L. seems to exhibit a less than satisfactory familiarity with constitutional practice. He seriously entertains the possibility that Cinna and Carbo simply proclaimed themselves consuls (68), an enormity that could hardly have escaped ancient censure. He apparently thinks that it was possible to be “enrolled” in the centuriate assembly but not the tribal assembly (62), though there was no such thing as separate registers for the two assemblies (the centuries were in fact organized on a tribal basis). Finally, his solution to a perceived difficulty in the fact that while Appian calls Sertorius a στρατηγός, Plutarch calls him ἀνθύπατος is the suggestion that he was ” praetorius cum imperio proconsule” (82 n. 8), a linguistic and constitutional impossibility (there is in fact no difficulty: Mommsen, Staatsrecht 2.244).
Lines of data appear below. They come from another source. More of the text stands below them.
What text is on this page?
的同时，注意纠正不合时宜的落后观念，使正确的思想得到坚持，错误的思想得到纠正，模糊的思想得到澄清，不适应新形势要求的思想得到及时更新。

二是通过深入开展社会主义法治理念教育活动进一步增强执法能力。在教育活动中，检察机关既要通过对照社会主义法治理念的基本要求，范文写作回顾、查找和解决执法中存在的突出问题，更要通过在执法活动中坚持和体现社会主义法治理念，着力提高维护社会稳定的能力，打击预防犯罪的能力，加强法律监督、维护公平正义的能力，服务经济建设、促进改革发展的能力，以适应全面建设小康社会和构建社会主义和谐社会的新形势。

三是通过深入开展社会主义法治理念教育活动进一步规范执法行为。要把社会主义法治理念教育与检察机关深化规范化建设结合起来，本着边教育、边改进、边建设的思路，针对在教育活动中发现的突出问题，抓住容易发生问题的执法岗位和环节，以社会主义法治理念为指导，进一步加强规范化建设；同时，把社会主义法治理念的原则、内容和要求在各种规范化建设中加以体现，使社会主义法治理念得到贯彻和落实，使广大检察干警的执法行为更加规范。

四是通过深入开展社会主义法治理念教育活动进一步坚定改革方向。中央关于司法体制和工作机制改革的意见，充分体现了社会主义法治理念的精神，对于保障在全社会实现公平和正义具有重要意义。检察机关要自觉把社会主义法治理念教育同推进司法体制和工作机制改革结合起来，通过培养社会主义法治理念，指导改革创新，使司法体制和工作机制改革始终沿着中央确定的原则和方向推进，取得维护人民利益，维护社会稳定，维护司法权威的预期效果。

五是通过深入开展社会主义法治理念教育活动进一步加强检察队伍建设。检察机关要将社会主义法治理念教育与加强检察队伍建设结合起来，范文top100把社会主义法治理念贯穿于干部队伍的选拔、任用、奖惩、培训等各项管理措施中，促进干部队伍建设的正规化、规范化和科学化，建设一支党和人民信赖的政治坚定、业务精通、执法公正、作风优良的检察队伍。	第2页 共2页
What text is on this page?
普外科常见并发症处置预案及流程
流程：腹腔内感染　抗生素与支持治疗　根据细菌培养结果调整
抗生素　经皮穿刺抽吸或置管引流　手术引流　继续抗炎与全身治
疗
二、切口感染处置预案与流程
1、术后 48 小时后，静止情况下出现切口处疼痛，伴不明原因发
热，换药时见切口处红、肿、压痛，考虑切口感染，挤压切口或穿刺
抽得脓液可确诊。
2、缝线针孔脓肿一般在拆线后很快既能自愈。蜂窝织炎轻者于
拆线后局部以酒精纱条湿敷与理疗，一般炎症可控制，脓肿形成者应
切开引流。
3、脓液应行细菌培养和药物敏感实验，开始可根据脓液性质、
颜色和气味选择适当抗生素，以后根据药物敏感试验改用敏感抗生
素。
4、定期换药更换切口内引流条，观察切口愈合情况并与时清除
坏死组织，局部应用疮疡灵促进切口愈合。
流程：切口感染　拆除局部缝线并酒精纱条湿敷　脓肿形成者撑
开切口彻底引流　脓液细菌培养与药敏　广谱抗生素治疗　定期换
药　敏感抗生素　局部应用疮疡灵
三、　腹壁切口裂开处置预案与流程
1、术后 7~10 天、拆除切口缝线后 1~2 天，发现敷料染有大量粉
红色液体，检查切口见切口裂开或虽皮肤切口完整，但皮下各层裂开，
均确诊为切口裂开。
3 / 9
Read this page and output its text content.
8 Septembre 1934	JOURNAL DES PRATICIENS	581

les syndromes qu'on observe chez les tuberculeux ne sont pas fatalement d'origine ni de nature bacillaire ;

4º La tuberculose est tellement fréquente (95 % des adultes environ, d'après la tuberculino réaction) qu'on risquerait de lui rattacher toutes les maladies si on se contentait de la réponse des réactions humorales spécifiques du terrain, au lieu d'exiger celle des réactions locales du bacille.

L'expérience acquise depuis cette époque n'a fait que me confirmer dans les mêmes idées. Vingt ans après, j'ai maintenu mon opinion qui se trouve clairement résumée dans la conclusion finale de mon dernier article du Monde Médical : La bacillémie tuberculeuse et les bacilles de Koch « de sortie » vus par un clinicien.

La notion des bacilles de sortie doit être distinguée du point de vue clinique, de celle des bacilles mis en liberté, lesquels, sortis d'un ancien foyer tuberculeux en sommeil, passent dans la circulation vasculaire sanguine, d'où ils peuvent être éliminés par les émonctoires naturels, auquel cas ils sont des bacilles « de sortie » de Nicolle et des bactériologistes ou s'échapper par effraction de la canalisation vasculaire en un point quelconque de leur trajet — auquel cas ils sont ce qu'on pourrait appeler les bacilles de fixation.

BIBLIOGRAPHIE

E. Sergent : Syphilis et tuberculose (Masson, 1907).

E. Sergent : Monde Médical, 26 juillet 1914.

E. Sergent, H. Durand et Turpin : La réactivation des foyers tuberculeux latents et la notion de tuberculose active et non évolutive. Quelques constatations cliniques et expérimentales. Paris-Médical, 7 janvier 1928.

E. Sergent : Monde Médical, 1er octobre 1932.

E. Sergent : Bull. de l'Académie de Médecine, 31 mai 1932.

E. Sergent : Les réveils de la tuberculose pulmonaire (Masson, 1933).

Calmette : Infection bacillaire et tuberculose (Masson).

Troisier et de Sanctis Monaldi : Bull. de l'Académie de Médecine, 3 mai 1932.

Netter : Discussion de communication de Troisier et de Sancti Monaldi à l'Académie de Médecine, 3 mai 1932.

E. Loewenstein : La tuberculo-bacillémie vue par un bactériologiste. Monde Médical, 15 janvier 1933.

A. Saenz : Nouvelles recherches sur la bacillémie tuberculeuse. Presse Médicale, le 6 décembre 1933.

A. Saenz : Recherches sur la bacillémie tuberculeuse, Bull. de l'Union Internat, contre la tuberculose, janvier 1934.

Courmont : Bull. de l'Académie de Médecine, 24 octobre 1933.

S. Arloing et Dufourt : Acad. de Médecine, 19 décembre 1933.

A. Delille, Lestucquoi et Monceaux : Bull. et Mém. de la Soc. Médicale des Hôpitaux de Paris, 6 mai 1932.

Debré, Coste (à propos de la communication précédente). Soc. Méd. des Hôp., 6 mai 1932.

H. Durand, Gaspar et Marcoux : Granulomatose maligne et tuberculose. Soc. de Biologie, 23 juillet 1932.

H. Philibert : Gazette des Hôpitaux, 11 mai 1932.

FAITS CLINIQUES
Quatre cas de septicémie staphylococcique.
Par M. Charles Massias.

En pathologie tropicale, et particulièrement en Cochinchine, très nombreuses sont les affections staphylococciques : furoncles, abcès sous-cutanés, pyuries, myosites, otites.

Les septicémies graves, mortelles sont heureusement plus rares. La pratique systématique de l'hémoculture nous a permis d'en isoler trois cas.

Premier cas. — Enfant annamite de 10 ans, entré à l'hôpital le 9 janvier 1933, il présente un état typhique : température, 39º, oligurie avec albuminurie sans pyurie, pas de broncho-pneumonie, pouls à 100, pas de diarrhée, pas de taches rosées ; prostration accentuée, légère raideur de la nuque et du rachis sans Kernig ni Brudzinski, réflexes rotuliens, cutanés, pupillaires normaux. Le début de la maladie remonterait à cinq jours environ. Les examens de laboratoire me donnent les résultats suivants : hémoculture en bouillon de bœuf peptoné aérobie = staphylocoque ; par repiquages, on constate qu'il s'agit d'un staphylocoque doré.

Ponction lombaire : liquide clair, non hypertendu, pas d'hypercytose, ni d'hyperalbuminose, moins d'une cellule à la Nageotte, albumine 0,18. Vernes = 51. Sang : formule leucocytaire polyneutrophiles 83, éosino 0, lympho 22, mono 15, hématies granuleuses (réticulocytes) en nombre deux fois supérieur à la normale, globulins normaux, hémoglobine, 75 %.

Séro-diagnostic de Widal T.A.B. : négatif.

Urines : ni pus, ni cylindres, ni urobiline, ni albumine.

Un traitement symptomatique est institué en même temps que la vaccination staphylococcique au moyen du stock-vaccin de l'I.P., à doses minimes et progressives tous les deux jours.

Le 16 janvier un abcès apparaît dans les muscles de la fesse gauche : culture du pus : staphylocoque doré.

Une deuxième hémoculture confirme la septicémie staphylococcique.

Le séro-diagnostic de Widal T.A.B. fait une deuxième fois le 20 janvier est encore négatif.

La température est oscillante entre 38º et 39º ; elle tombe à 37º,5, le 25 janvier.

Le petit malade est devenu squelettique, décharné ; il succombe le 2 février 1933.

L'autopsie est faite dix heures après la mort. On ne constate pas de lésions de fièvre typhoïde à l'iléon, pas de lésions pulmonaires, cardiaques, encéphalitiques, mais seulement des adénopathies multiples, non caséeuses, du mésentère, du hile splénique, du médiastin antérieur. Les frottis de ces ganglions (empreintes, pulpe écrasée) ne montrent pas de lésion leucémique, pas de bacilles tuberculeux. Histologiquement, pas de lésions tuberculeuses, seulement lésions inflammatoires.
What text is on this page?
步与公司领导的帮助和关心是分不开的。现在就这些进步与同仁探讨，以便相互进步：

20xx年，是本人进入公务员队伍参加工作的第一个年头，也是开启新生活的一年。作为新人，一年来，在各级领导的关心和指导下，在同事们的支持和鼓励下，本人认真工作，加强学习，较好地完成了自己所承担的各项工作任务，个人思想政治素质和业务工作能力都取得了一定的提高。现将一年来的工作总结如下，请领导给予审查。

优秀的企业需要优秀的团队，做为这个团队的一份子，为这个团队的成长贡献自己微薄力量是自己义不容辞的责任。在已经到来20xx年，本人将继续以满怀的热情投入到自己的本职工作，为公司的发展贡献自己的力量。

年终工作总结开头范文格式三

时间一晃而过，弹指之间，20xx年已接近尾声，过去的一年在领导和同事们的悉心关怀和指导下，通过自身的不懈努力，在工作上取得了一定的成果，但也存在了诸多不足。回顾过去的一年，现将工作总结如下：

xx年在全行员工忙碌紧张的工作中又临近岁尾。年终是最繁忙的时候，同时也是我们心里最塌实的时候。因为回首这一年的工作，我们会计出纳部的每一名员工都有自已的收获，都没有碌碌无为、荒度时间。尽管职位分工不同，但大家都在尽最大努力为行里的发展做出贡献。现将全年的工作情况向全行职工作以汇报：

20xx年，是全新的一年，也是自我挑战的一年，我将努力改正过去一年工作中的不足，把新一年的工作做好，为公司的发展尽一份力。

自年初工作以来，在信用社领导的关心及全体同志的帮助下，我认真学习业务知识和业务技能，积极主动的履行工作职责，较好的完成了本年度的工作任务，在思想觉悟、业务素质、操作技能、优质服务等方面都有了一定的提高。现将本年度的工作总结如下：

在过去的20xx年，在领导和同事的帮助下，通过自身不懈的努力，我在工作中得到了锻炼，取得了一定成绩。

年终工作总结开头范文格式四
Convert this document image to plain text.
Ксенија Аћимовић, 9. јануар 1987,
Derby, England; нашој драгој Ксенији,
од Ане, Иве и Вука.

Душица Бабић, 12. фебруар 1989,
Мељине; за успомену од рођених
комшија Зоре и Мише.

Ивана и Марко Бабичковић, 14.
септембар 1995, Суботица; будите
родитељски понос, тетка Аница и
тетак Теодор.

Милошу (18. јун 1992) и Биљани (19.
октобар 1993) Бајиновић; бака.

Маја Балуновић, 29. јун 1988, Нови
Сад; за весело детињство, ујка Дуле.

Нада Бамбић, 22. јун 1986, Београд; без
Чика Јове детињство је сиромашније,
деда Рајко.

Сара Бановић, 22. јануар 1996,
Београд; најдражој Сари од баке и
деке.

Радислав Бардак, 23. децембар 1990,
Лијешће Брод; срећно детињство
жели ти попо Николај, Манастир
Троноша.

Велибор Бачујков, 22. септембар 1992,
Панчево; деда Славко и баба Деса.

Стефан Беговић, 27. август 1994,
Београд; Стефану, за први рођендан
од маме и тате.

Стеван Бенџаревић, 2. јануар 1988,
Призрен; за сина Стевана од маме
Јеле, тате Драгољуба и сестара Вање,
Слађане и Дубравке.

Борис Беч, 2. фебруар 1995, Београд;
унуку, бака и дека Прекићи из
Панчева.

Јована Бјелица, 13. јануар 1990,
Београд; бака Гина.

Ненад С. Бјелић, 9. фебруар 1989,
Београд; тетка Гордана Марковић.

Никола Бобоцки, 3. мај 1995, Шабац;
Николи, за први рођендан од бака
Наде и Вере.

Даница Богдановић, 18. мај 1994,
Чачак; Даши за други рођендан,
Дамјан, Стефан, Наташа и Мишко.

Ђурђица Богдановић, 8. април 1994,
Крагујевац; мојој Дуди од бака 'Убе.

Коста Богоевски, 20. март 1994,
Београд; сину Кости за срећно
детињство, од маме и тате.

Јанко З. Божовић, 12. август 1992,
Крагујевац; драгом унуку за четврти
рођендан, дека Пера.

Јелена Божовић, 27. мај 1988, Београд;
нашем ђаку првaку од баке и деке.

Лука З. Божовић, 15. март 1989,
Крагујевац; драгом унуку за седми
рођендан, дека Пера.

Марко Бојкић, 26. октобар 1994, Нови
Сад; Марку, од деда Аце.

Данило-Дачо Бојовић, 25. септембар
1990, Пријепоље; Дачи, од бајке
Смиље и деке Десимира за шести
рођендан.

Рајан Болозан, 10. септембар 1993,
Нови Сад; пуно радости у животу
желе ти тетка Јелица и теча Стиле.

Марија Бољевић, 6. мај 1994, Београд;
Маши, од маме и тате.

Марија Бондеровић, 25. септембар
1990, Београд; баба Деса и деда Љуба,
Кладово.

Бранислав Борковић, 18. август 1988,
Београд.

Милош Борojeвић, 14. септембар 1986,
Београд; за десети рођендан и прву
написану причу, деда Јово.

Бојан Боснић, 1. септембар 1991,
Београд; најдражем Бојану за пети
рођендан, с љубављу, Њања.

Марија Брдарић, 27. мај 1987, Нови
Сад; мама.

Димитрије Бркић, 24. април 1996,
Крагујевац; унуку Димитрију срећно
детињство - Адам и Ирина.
The frequent errors in quotations from ancient sources suggest that L. has a limited familiarity with Greek and Latin. Apart from the nonsensical phrase cited in the preceding paragraph, colloquiam fraudulentem (118 n. 40) appears in place of colloquium fraudulentum and it is claimed that the phrase per vim could refer to electoral corruption (68). The Greek is even worse. It usually appears with incorrect diacriticals or none at all (68, 82 n. 8 [ter], 106, 157 n. 60 and n. 62 [bis]), with epsilon for eta (82 n. 2 [bis]) and omicron for omega (157 n. 60); φρονέματος ( sic, 106) is seemingly taken as a nominative to judge by the unattributed quotation of the Loeb translation of Appian (in fact, ἐπί has been omitted); and ευταχια ( sic) appears in place of εὐτυχία. The book does a have fair number of misprints in the English, so perhaps the errors in the Greek and Latin should be attributed to mere carelessness, but if so, they are so common as to suggest, at best, an unacceptable indifference to the languages quoted.

This is book is basically a recapitulation of the views of scholars like Keavney and Carney, and as such is suitable for undergraduates. It offers no independent insights for those already conversant with the subject.